A história da saúde perpassa a história da localização social da mulher. Com a divisão social do trabalho na primitividade os homens iam à caça e as mulheres desenvolviam a agricultura, repercutindo no desenvolvimento do conhecimento sobre as propriedades das plantas. Na Idade Média, eram as mulheres servas que possuíam o conhecimento sobre saúde mais profundamente, de modo que mesmo não tendo acesso aos saberes médicos hipocráticos elas eram socialmente responsáveis tanto pela cura através das plantas e rituais, como pelos partos. Contudo, com o genocídio da caça as bruxas contemporaneamente à institucionalização da medicina, tais saberes foram transformados em atribuições médicas. Transformações estruturais no modo de produção após a Revolução Industrial fizeram a mulher se tornar mão de obra mais barata devido sua "fragilidade" e menor rendimento para a produção; assim, a mulher sai de casa (sem abandonar os afazeres domésticos) e inicia a jornada frenética pela sobrevivência no mundo capitalista.
Neste contexto, a venda da força de trabalho acentua ainda mais a falta do auto-conhecimento individual sobre o corpo e o ambiente. O inchaço das cidades e o acúmulo periférico da pobreza fez com que a medicina passasse por um período de transição, afinal, para promover a saúde burguesa é necessário controlar as epidemias e dar condições mínimas de saúde à força de trabalho que a sustenta.
Mas como está a relação da mulher com a saúde nesta época? O patriarcalismo médico passa por duas situações interligadas: baixa produtividade dos trabalhadores e morte destes nas guerras. Ambas são repercussões da lógica capitalista e se tornaram objeto de estudo desenvolvido pela medicina. Contudo, o ser social que foi designado para atuar junto a estas problemáticas foi a mulher. Em nutrição as esposas dos médicos gerenciavam as unidades de alimentação (restaurantes populares) e em enfermagem as mulheres "cuidadosas" se encarregavam dos ferimentos.
E qual a localização da mulher na saúde hoje? Na esfera do trabalho em saúde as profissões constituídas historicamente por mulheres permanecem em subordinação ao machismo médico - apesar de exercerem funções vitais na promoção de saúde e até mesmo na clínica patológica, as áreas de nutrição, enfermagem, terapia ocupacional, fonoaudiologia, farmácia e psicologia sempre recebem salários menores.
Até na própria medicina as mulheres "optam" por áreas ligadas a família (pediatria, ginecologia, obstetrícia), já que esta é a "afinidade" que perpassa toda a criação da mulher. Já os homens procuram atividades "mais complexas", pois sua educação e realidade permite-lhes uma dedicação a mais nos estudos; sem contar que, como são os homens os preparados para o convívio social e político, são eles que majoritariamente formulam as políticas públicas de saúde.
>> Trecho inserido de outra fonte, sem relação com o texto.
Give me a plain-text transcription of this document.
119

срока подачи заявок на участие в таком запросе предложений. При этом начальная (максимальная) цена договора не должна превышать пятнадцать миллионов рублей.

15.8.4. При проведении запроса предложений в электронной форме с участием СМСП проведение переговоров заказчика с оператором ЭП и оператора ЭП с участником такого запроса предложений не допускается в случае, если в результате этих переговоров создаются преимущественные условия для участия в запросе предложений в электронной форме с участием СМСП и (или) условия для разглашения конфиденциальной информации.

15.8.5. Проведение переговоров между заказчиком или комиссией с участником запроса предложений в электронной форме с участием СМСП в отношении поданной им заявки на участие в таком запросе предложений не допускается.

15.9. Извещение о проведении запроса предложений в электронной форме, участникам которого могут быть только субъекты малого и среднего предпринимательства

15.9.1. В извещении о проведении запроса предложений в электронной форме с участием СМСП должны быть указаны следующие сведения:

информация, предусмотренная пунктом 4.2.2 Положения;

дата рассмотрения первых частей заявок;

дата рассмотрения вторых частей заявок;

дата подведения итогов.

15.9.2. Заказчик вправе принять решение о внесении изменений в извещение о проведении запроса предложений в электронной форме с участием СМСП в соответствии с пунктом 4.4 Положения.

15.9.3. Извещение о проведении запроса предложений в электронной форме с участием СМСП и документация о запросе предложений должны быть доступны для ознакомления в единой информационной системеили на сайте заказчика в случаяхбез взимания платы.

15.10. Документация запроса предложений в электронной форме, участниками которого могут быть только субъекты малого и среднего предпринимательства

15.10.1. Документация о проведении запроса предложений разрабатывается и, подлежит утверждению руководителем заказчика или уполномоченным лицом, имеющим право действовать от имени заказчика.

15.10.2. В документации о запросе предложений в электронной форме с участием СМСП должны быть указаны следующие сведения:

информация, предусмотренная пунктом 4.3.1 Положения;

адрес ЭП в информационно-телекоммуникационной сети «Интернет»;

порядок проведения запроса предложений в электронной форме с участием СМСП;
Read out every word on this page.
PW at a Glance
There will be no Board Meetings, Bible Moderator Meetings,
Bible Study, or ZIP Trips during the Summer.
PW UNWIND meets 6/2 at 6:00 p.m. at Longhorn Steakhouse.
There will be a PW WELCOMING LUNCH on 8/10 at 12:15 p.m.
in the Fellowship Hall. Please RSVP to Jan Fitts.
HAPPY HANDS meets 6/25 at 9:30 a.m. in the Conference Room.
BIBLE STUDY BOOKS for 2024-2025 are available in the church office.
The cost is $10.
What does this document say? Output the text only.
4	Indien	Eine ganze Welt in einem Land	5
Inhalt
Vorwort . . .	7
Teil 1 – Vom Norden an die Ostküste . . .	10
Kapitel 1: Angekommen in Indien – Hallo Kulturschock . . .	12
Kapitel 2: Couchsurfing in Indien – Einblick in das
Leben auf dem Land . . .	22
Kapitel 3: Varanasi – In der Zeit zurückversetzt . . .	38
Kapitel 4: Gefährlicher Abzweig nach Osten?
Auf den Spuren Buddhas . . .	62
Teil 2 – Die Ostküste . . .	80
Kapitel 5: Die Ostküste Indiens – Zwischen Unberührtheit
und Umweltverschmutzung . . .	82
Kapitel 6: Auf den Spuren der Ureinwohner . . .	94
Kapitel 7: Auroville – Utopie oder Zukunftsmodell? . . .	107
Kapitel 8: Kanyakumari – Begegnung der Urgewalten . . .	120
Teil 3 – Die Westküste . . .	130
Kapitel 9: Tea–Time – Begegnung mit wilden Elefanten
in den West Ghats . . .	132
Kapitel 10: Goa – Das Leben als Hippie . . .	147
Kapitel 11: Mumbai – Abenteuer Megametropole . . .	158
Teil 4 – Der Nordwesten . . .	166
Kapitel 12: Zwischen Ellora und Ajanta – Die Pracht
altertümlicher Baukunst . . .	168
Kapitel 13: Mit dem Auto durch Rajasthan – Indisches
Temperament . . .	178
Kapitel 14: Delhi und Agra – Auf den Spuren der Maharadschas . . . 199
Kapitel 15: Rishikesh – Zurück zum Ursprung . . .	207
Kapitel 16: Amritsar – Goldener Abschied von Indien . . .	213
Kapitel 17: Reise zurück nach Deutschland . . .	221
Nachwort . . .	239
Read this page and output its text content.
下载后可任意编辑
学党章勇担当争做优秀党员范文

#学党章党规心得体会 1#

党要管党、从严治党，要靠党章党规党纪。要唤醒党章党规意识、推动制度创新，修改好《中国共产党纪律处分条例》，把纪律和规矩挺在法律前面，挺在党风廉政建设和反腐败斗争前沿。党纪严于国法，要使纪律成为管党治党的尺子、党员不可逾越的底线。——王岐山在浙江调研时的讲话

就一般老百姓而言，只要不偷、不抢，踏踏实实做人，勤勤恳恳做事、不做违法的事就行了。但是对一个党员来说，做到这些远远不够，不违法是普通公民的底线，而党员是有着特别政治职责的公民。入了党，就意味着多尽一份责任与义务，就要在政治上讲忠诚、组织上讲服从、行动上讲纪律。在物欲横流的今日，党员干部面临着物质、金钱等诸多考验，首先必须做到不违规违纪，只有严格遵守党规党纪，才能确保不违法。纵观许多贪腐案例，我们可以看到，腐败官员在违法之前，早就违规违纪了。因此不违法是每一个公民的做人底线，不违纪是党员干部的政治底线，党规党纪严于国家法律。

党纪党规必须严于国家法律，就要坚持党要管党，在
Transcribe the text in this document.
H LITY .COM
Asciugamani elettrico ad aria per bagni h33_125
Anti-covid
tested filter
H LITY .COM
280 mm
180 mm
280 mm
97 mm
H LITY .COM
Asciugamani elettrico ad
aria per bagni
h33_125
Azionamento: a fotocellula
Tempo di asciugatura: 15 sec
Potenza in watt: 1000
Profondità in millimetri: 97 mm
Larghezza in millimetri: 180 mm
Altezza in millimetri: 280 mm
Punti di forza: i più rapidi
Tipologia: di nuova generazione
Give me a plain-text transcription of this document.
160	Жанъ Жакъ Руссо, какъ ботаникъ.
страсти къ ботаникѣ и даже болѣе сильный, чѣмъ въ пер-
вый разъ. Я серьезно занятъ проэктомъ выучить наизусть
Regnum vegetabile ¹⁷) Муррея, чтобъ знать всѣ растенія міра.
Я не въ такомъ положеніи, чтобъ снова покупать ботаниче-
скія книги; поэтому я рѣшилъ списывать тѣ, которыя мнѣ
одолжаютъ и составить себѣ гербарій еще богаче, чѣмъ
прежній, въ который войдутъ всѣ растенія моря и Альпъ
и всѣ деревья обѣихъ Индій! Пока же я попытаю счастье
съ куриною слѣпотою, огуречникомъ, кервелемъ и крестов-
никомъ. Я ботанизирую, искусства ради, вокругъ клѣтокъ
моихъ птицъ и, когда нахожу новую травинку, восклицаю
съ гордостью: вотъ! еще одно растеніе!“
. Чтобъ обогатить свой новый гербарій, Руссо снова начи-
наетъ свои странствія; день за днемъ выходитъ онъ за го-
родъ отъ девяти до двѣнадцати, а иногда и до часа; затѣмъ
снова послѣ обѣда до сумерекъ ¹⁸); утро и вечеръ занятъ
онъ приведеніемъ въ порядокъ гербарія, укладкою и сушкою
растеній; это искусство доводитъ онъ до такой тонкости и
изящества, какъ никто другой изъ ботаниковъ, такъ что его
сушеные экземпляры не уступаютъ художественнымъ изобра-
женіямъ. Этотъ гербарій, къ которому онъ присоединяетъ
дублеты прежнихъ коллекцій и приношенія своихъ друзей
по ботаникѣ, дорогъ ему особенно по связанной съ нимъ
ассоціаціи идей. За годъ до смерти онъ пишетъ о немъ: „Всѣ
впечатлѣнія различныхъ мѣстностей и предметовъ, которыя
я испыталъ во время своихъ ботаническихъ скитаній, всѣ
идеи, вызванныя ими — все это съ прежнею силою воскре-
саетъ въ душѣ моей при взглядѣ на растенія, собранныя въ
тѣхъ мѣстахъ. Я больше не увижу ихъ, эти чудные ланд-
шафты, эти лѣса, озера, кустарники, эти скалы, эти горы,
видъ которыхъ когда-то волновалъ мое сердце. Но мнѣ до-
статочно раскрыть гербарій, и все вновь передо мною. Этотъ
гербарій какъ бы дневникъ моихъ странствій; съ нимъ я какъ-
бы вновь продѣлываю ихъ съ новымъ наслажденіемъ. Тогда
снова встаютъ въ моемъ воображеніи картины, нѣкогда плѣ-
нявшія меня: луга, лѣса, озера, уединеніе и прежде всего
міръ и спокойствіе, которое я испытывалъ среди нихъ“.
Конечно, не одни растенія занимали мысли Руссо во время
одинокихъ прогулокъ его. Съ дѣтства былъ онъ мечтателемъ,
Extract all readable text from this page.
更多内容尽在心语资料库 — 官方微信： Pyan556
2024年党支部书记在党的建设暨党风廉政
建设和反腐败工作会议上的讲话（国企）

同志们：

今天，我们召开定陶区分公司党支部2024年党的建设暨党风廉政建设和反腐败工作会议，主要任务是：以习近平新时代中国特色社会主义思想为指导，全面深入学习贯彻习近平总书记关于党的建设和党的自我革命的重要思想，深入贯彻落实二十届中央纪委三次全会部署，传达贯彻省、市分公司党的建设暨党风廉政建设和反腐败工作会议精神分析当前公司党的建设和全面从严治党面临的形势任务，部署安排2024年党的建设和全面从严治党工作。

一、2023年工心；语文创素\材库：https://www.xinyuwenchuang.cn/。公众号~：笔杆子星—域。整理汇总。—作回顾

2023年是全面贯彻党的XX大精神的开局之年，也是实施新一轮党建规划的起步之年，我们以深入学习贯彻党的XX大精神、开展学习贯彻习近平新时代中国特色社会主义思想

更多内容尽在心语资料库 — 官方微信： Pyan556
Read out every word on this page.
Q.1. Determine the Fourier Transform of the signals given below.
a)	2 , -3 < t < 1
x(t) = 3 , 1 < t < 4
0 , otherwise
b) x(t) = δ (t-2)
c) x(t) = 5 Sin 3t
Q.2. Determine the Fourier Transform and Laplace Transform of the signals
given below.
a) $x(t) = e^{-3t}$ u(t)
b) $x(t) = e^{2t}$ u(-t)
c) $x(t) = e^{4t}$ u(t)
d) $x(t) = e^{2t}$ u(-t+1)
Na esfera da saúde das trabalhadoras se dão as conseqüências deste cenário. As políticas públicas de saúde priorizam a mulher, afinal temos do Governo Federal o Programa de Atenção Integral à Saúde da Mulher, certo? Nem tanto. Como visto acima, a gênese dessas políticas públicas é, em linhas gerais machista e elitista o que as limita à mera reprodução da força de trabalho através do pré-natal (no papel da mulher como reprodutora) e das campanhas contra câncer de colo do útero e mama (no papel da mulher como trabalhadora). De forma alguma secundarizamos a importância destas intervenções, porém, é necessária a análise da saúde da mulher para além do seu aparelho reprodutor. Não há políticas públicas para segurança alimentar das mulheres camponesas, nem para acompanhamento psicológico nos casos de câncer ou violência, a interrupção voluntária da gravidez ainda é crime e encontra-se muito preconceito sobre isso na sociedade. Trata-se da mesma concepção reducionista de saúde que oprime ainda mais as mulheres.